Rico screams for mercy, mercy that was not forthcoming, as his uncle holds him still with one hand, balling the other into a fist. “It’s for ya own good boy. Der’s evil in you, I smell it… we gotta beat it out. It’s what my sis, what yer ma would’ve wanted.”
Rico fell back into himself, tried to breath but couldn’t, instead gurgling on the blood that poured from every orifice. The young man’s power held him still in its thrall, his eyes entirely bright beacons of maroon, no pupils, just two coronas the colors of a deep blush, the color of Rico’s free-flowing blood.
“That was just the beginning, wasn’t it Rico? A hard start to be sure, but not one that justifies the choices you made.” The young Dreamweaver’s voice tremored, thousands of ancient whispers mirroring his words, “The beginning of a long path to the Cimmerian shade... Remember…”
Rico’s hands wrap around his Uncle’s throat, the old man’s eyes bulge, his tongue lolls in a wordless cry for mercy. “This is payback, you son of a bitch!” He removes a hand briefly to reach for a knife at his hip, sinking it deep into the drunk’s fleshy abdomen, removing it and replacing it again and again, before finally stepping back to watch as Joseph writhes on the ground in pain, his life seeping into the dirt floor beneath them. Minutes pass until he finally goes still. “It’s better than you deserve, bastard.” He spits and shudders, remembering the man’s leathery hands striking him, then comforting him, then seeking their own pleasure in the dark…
Rico stands over her as she weeps, lying in a pool of her blood and his sweat, his tumescence diminished now that the deed was done. “Ya should have just given me what I asked instead of making me take it. Now I gotta take everything.” He advances on her, blade bared, deaf to her pleas. “When blood is spilled, leave no witnesses, that’s my rule.Goodbye, my sweet.” He grinned at her as she blanched beneath his gaze…

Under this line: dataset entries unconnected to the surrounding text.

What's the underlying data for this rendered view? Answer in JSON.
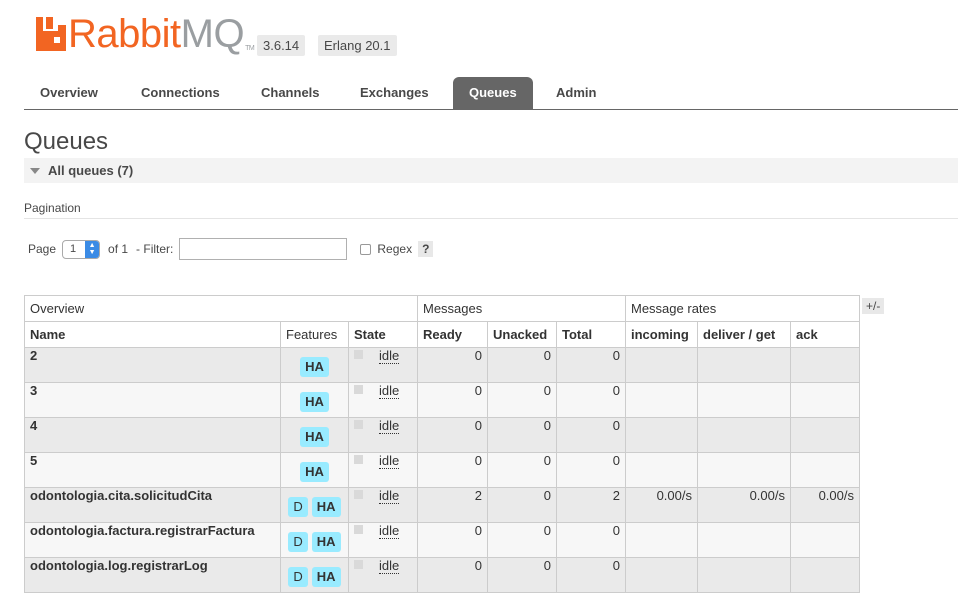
{
  "header": {
    "logo_rabbit": "Rabbit",
    "logo_mq": "MQ",
    "logo_tm": "TM",
    "version": "3.6.14",
    "erlang": "Erlang 20.1"
  },
  "tabs": [
    {
      "label": "Overview"
    },
    {
      "label": "Connections"
    },
    {
      "label": "Channels"
    },
    {
      "label": "Exchanges"
    },
    {
      "label": "Queues"
    },
    {
      "label": "Admin"
    }
  ],
  "page_title": "Queues",
  "all_queues_label": "All queues (7)",
  "pagination": {
    "label": "Pagination",
    "page_label": "Page",
    "page_value": "1",
    "of_label": "of 1",
    "filter_label": "- Filter:",
    "filter_value": "",
    "regex_label": "Regex",
    "help_label": "?"
  },
  "table": {
    "groups": {
      "overview": "Overview",
      "messages": "Messages",
      "rates": "Message rates"
    },
    "columns": {
      "name": "Name",
      "features": "Features",
      "state": "State",
      "ready": "Ready",
      "unacked": "Unacked",
      "total": "Total",
      "incoming": "incoming",
      "deliver": "deliver / get",
      "ack": "ack"
    },
    "plus_minus": "+/-",
    "rows": [
      {
        "name": "2",
        "d": "",
        "ha": "HA",
        "state": "idle",
        "ready": "0",
        "unacked": "0",
        "total": "0",
        "incoming": "",
        "deliver": "",
        "ack": ""
      },
      {
        "name": "3",
        "d": "",
        "ha": "HA",
        "state": "idle",
        "ready": "0",
        "unacked": "0",
        "total": "0",
        "incoming": "",
        "deliver": "",
        "ack": ""
      },
      {
        "name": "4",
        "d": "",
        "ha": "HA",
        "state": "idle",
        "ready": "0",
        "unacked": "0",
        "total": "0",
        "incoming": "",
        "deliver": "",
        "ack": ""
      },
      {
        "name": "5",
        "d": "",
        "ha": "HA",
        "state": "idle",
        "ready": "0",
        "unacked": "0",
        "total": "0",
        "incoming": "",
        "deliver": "",
        "ack": ""
      },
      {
        "name": "odontologia.cita.solicitudCita",
        "d": "D",
        "ha": "HA",
        "state": "idle",
        "ready": "2",
        "unacked": "0",
        "total": "2",
        "incoming": "0.00/s",
        "deliver": "0.00/s",
        "ack": "0.00/s"
      },
      {
        "name": "odontologia.factura.registrarFactura",
        "d": "D",
        "ha": "HA",
        "state": "idle",
        "ready": "0",
        "unacked": "0",
        "total": "0",
        "incoming": "",
        "deliver": "",
        "ack": ""
      },
      {
        "name": "odontologia.log.registrarLog",
        "d": "D",
        "ha": "HA",
        "state": "idle",
        "ready": "0",
        "unacked": "0",
        "total": "0",
        "incoming": "",
        "deliver": "",
        "ack": ""
      }
    ]
  },
  "colors": {
    "brand": "#f26522",
    "tab_active": "#666666",
    "badge": "#99ebff"
  }
}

Regel works silently, shoveling mound after mound back into the hole in the forest clearing. The child’s eyes, staring fixed in horror at some moment in the past, disappear from view beneath the dirt. Regel stops briefly to fix Rico with soft eyes, full of damning judgment. “He shoulda stay asleep Regel,” Rico barks, anger rising back to the surface, “He shouldn’ta pointed as we passed. He shouldn’ta laughed at me…”

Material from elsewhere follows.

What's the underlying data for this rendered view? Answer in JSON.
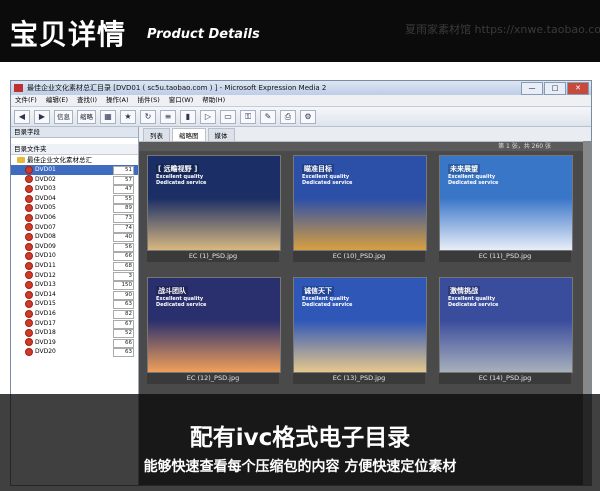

Rico snapped back to the present, fixed in place, blood choking the air from his brain. The night seemed even dimmer than it had before. Was it growing darker or he was fading further and further from the world? “You have been judged Rico,” The young man intoned, “You are condemned. If the Gods grant you mercy, know it wasn’t at my behest.” And with a wave of his hand, blue fire caught Rico in its grasp with pinpricking agony. A scream filled his skull that he was unable to utter as he felt the flesh melt from his bones, saw Regel’s face turn white with horror, felt his eyes burst in his head. Then it was over. His corpse fell smoldering back to the earth. The Dreamweaver turned his back on it to focus on Regel, who whimpered quietly, shaking uncontrollably like everything in him screamed “Run!” but couldn’t.
“You…” The nameless man began, before pausing for a moment. He blinked, and his eyes returned to normal, only a flicker of crimson remained, a reminder of all that just passed.
“You…” He continued, “Be glad I am running late. Clean up this mess. Find a better line of work.”
He turned to continue down the path he had led them on, but paused to look back only briefly. “Remember, it was Ser Duncan Goodwyn who spared you this night. Remember that name. Do not waste this chance. I am watching…”
And with that, he trotted off into shadows. It was mere seconds before Regel’s eyes lost him in the eventide gloom.